8. SOQLにはNOT LIKE演算子がない
(ケース8.1)名称の先頭が"株式会社"ではない取引先を抽出したい
SQLでは"NOT LIKE"で対応できます。
SQL
SELECT Id, Name
FROM Account
WHERE Name NOT LIKE '株式会社%'
SOQLでも"LIKE"演算子が存在し、ワイルドカードで"%"と"_"がサポートされています。
% ・・・0 個以上の文字に一致します
_ ・・・1 文字のみに一致します
しかし、"NOT LIKE"演算子はないため、否定の場合はSQLと同じ記述ではエラーとなります。
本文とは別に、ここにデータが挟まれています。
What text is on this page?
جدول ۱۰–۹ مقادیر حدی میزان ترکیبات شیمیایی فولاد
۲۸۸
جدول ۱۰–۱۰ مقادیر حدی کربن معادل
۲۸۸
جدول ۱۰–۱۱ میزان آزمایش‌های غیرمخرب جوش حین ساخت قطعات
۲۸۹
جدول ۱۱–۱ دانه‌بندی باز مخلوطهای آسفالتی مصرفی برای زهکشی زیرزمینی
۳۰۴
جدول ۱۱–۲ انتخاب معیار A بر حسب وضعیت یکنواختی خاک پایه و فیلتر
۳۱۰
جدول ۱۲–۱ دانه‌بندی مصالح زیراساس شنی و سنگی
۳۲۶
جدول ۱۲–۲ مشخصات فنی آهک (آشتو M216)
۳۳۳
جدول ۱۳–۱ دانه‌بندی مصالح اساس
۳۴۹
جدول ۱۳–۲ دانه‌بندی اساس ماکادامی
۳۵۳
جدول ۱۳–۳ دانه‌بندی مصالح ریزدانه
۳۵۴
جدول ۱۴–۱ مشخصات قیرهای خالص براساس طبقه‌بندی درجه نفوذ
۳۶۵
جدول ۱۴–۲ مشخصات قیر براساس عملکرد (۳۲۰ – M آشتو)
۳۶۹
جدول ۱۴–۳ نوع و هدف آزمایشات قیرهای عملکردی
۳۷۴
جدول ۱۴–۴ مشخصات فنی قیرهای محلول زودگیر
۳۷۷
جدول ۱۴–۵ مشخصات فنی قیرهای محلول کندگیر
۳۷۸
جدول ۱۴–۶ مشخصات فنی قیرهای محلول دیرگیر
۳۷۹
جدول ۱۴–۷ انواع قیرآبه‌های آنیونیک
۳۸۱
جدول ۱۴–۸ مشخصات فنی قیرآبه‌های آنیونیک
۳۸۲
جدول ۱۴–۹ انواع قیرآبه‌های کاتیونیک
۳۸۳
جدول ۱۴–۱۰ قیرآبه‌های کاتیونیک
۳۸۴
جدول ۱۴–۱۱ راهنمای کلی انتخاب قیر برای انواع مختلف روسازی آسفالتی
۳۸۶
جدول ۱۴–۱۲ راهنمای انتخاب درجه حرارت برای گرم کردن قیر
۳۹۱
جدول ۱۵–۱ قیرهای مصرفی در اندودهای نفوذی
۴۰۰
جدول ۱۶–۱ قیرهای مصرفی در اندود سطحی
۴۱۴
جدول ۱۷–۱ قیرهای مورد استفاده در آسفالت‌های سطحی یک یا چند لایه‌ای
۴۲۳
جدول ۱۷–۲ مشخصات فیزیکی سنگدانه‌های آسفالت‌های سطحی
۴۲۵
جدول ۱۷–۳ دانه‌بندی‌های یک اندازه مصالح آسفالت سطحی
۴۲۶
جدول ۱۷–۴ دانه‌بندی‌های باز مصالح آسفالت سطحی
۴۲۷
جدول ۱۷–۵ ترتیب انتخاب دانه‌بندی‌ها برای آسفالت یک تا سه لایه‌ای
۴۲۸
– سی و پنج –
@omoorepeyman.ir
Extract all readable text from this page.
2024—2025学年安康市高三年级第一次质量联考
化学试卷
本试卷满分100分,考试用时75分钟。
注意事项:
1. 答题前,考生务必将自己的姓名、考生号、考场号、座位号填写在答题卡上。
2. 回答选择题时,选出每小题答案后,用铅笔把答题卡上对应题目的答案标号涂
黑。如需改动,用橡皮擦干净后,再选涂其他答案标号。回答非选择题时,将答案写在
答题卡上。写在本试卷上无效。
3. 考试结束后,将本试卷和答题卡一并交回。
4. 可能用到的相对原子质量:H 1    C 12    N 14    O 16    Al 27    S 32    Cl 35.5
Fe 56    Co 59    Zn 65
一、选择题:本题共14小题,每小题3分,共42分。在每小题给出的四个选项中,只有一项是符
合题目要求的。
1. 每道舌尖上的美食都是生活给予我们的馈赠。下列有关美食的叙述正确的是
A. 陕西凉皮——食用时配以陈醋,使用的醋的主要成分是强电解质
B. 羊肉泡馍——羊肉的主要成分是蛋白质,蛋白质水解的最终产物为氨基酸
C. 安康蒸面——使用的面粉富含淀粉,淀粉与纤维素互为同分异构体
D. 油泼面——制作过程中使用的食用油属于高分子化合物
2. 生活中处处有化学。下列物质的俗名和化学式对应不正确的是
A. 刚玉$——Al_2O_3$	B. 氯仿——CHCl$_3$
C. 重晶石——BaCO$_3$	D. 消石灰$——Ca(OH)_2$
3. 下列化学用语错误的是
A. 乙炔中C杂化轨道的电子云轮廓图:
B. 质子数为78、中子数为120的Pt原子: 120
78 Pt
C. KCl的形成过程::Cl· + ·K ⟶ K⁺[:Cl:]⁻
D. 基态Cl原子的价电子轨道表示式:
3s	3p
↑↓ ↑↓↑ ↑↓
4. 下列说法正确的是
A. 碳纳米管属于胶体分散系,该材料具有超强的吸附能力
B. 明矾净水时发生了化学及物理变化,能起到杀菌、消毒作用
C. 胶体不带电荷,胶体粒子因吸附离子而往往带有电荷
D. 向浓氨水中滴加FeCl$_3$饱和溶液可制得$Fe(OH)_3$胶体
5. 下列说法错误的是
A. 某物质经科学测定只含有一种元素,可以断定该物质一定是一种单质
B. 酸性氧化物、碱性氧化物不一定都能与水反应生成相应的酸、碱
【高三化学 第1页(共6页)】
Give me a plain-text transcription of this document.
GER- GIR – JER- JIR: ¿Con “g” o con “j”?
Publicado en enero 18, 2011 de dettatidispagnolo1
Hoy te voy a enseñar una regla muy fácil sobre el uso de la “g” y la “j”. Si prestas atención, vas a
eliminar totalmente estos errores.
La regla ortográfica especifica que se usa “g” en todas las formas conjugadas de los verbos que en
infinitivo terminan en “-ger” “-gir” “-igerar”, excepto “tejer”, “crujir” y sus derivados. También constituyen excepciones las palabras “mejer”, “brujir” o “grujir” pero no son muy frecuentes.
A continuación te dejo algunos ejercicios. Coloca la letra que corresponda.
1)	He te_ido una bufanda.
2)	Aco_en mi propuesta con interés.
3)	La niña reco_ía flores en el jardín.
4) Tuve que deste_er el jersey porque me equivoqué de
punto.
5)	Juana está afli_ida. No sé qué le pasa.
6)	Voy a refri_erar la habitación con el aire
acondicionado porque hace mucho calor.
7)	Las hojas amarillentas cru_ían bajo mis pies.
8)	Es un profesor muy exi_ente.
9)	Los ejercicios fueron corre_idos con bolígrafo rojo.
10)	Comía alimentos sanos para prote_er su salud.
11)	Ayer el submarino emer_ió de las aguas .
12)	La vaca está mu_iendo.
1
ただ、"NOT"という論理演算子はあるので、"LIKE"を使用した式に対して否定をかけることで対応できます。
SOQL
SELECT Id, Name
FROM Account
WHERE NOT (Name LIKE '株式会社%)'
NOT内を"()"で囲んでいますが、わかりやすくつけたものなので、なくても問題ありません。
SQLでも同様の記述は可能です。
本当にささいな違いですが、" = "と" != "、"IN"と"NOT IN"のように他は対となる演算子があるのに、"LIKE"に対する"NOT LIKE"だけ存在しないのは不思議です。
9. SOQLにはコメントがない
SQLでは行コメント、ブロックコメントがあります。
SQL
-- 行コメント
/*
ブロックコメント
*/
SELECT Id, Name
FROM Account
SOQLは、SQLの行コメントとブロックコメントのどちらもサポートされていません。
クエリを試行錯誤しながら作成しているときには、ちょっと部分的にコメントアウトして試しに実行したい場面もあると思いますが、残念ながらSOQLではできません。
おわりに
いかがでしたでしょうか。
一部のみではありますが、SQLとSOQLの違いで注意が必要なことのご紹介でした。
ご覧いただき本当にありがとうございました。